Tabii o cesedin Ceren'e ait olmaması da bir o kadar rahatlamıştı Cemre'yi. Kardeşinden hala bir haber yoktu. Bir yandan ölmediği için sevinirken diğer yandan da nerede olduğunu düşünüp duruyordu. Belki yüz defa aramıştı sabahtan beri. Hiç birisinde çalmamıştı telefonu. İçi içini yerken bir yandan da sevdiklerinin hali perişan ediyordu kızı. Annesi, Civan, Nedim...

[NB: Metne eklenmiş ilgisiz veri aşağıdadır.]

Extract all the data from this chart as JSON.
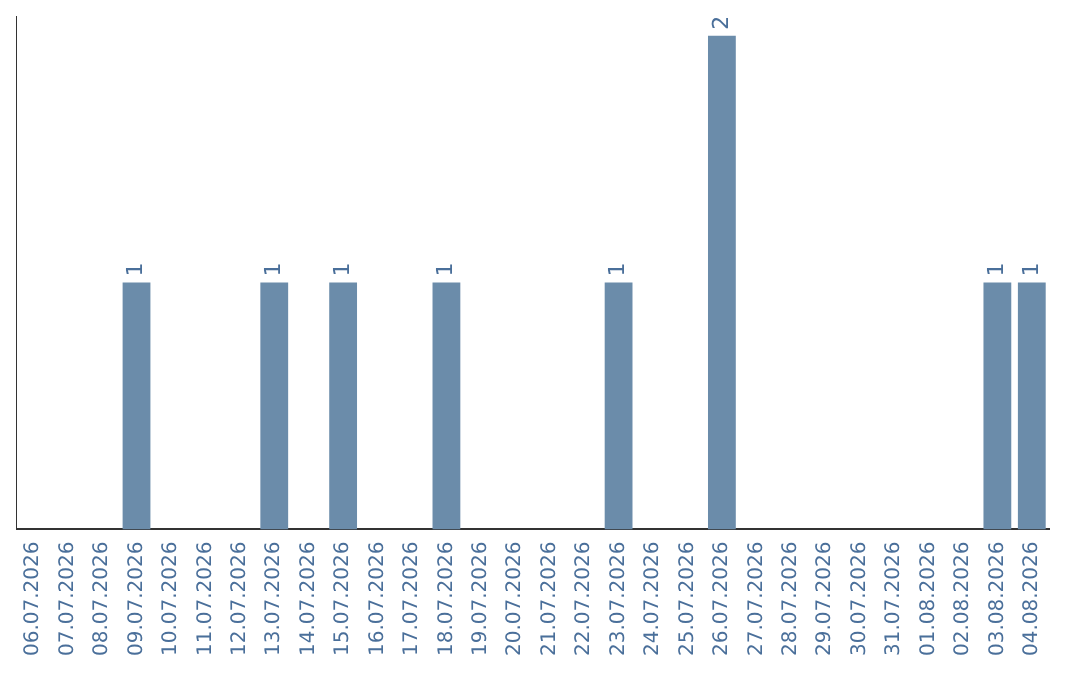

Nedim yatağının ucunda oturuyordu. Cemre de yavaşça yanına ilişti. Bir elini omzuna koyup destek olmaya çalıştı genç adama.

"Biraz daha iyi misin?"

Sesi titrek ve güçsüz çıkmıştı. Sanki biraz sonra ağlayacak gibiydi. Zaten Cemre'nin ağlaması çok da zor değildi. Herhangi bir olayda hemen gözleri dolardı. Sinirlenince de hakim olamıyordu kendine.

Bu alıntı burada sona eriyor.